Des missions égalité désormais généralisées
Tous les établissements disposent aujourd’hui d’une personne en charge de la politique égalité-diversité, le plus souvent rattachée directement à la présidence ou à la direction. Près de la moitié des établissements se sont dotés d’une structure dédiée, généralement une « mission égalité », dont le périmètre d’intervention s’est considérablement élargi : égalité femmes-hommes, violences sexuelles et sexistes (VSS), discriminations, LGBTIphobies, racisme et antisémitisme.
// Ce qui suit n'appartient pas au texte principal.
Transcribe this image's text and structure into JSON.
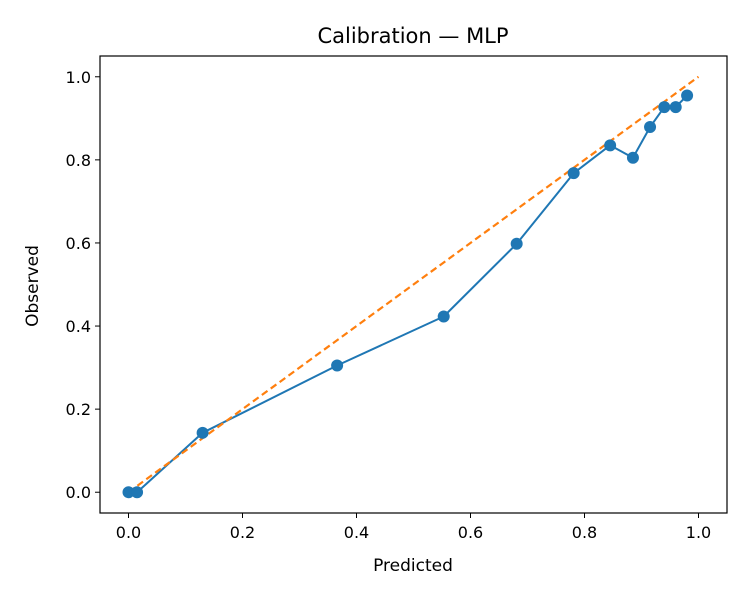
{
  "chart_data": {
    "type": "line",
    "title": "Calibration — MLP",
    "xlabel": "Predicted",
    "ylabel": "Observed",
    "xlim": [
      -0.05,
      1.05
    ],
    "ylim": [
      -0.05,
      1.05
    ],
    "xticks": [
      0.0,
      0.2,
      0.4,
      0.6,
      0.8,
      1.0
    ],
    "yticks": [
      0.0,
      0.2,
      0.4,
      0.6,
      0.8,
      1.0
    ],
    "xtick_labels": [
      "0.0",
      "0.2",
      "0.4",
      "0.6",
      "0.8",
      "1.0"
    ],
    "ytick_labels": [
      "0.0",
      "0.2",
      "0.4",
      "0.6",
      "0.8",
      "1.0"
    ],
    "grid": false,
    "series": [
      {
        "style": "line-with-markers",
        "color": "#1f77b4",
        "x": [
          0.0,
          0.015,
          0.13,
          0.366,
          0.553,
          0.681,
          0.781,
          0.845,
          0.885,
          0.915,
          0.94,
          0.96,
          0.98
        ],
        "y": [
          0.0,
          0.0,
          0.143,
          0.305,
          0.423,
          0.598,
          0.768,
          0.835,
          0.805,
          0.879,
          0.927,
          0.927,
          0.955
        ]
      },
      {
        "style": "dashed",
        "color": "#ff7f0e",
        "x": [
          0.0,
          1.0
        ],
        "y": [
          0.0,
          1.0
        ]
      }
    ]
  }
}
Ces missions jouent un rôle central d’animation des campus à travers de nombreuses actions de sensibilisation et de formation, souvent menées en partenariat.
Une forte hausse des signalements
En 2024, les établissements recensent en moyenne 44 signalements par an, contre 28 en 2022. Les principaux motifs concernent le harcèlement moral du côté des personnels et les VSS du côté des étudiant·es.
Toutefois, seule une faible proportion des signalements aboutit à des sanctions : 6,3 % à une sanction disciplinaire et 4,1 % à une sanction judiciaire, des taux en légère hausse.
Des moyens humains et financiers insuffisants
Malgré l’élargissement de leurs missions, les missions égalité disposent de moyens limités. Lorsqu’ils sont connus, les budgets restent modestes, et les équipes sont souvent composées de personnels aux statuts précaires. Cette situation crée une forte disproportion entre l’ampleur des missions confiées et les ressources disponibles.
Un climat d’hostilité préoccupant
Fait nouveau mis en évidence par l’enquête, près de 40 % des établissements déclarent que leurs missions égalité ont été la cible d’attaques ou de menaces : dénigrement, insultes, intimidations, dégradations de supports de communication ou campagnes sur les réseaux sociaux. Ces agissements contribuent à installer un climat d’hostilité envers des politiques pourtant largement fondées sur des obligations légales.